Chapter XI.

Superstitions of Isle Maree.

Isle Maree, or Innis, or Inch, or Eilean Maree, is, as it were, the eye of Loch Maree. From either end of the loch it arrests the gaze of the spectator, and seems almost to look him in the face. Though one of the smallest of the islands, it is without doubt the most interesting. Not only does the story of the unfortunate prince and princess ([Part I., chap, ii.]) centre in it, but so also do the quaint superstitions connected with the wishing-tree, the little well resorted to for the cure of insanity, and the now discontinued sacrifices of bulls.

Her most gracious Majesty Queen Victoria visited Isle Maree on the 16th September 1877. It was the Sabbath day, and Her Majesty graciously read a short sermon to her Gairloch gillies. She then fixed her offering in the wishing-tree, a pleasantry which most visitors to the island repeat, it being common report that a wish silently formed when any metal article is attached to the tree will certainly be realized. It is said that if any one removes an offering that has been fixed in the tree, some misfortune, probably the taking fire of the house of the desecrator, is sure to follow. The tree is now nearly dead. This modern fancy of the wishing-tree is very different from its original superstition, as will appear shortly.

It seems certain that St Maelrubha, who brought Christianity into the district in the seventh century, permitted the Druidical sacrifices of bulls to be continued, and endeavoured to give them a Christian aspect. These sacrifices continued to as late a date as 1678. Latterly the sacrifices appear to have been connected with the resort to the island for the cure of insanity. Originally neither the legend of the prince and princess ([Part I., chap. ii.]), nor the sacrifices of bulls, had any connection with the cure of insanity. Later on versions of the traditional legend were promulgated, in which either the prince or the princess were made out to have become lunatic, evidently with the idea of connecting the story in some way, however remote, with the cure of insanity. The sacrifice of a bull became in the seventeenth century a preliminary to the proceedings for the cure of a lunatic, although in older days such a sacrifice had been entirely independent of anything of the sort.

Probably the resort to the island for the miraculous cure of insanity, although, as has been remarked, unconnected with the legend or the sacrifices, dates back to the time of St Maelrubha. The practice was for the party to row several times round the island, the attendants jerking the lunatic thrice into the water; then they landed on the island, where the patient knelt before the altar, was brought to the little well, drank some of the holy water, and finally attached an offering to the tree. This process was repeated every day for some weeks. In modern times there is no altar, and the lunatic is brought only on one occasion to the island.

The resort to Isle Maree for the cure of lunacy was continued until a very recent date, though no longer prefaced by the sacrifice of a bull. There was an instance in 1856, when a young woman was brought to the island from Easter Ross; she was afterwards placed in the Inverness Asylum. A prior case was reported in the Inverness Courier of 4th November 1852. I am assured on good authority that lunatics are still taken to the island to be cured, but these expeditions are now kept strictly secret.
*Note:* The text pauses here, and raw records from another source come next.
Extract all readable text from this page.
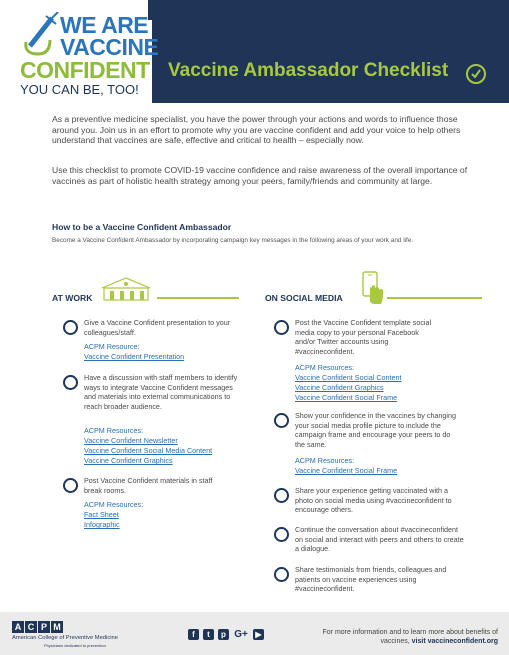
WE ARE
VACCINE
CONFIDENT
YOU CAN BE, TOO!
Vaccine Ambassador Checklist

As a preventive medicine specialist, you have the power through your actions and words to influence those around you. Join us in an effort to promote why you are vaccine confident and add your voice to help others understand that vaccines are safe, effective and critical to health – especially now.

Use this checklist to promote COVID-19 vaccine confidence and raise awareness of the overall importance of vaccines as part of holistic health strategy among your peers, family/friends and community at large.

How to be a Vaccine Confident Ambassador
Become a Vaccine Confident Ambassador by incorporating campaign key messages in the following areas of your work and life.
AT WORK
Give a Vaccine Confident presentation to your colleagues/staff.
ACPM Resource:
Vaccine Confident Presentation
Have a discussion with staff members to identify ways to integrate Vaccine Confident messages and materials into external communications to reach broader audience.
ACPM Resources:
Vaccine Confident Newsletter
Vaccine Confident Social Media Content
Vaccine Confident Graphics
Post Vaccine Confident materials in staff break rooms.
ACPM Resources:
Fact Sheet
Infographic
ON SOCIAL MEDIA
Post the Vaccine Confident template social media copy to your personal Facebook and/or Twitter accounts using #vaccineconfident.
ACPM Resources:
Vaccine Confident Social Content
Vaccine Confident Graphics
Vaccine Confident Social Frame
Show your confidence in the vaccines by changing your social media profile picture to include the campaign frame and encourage your peers to do the same.
ACPM Resources:
Vaccine Confident Social Frame
Share your experience getting vaccinated with a photo on social media using #vaccineconfident to encourage others.
Continue the conversation about #vaccineconfident on social and interact with peers and others to create a dialogue.
Share testimonials from friends, colleagues and patients on vaccine experiences using #vaccineconfident.
A C P M
American College of Preventive Medicine
Physicians dedicated to prevention
f	t	p G+ ▶	For more information and to learn more about benefits of vaccines, visit vaccineconfident.org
Our next chapter will be devoted to a discussion of these superstitions, mostly from the pen of Dr Arthur Mitchell, chairman of the Lunacy Commission of Scotland. His full description of Isle Maree will give the reader a good idea of the subject generally.

Her Majesty the Queen has herself written an excellent account of the island in "More leaves from the Journal of a Life in the Highlands," to which the reader is referred.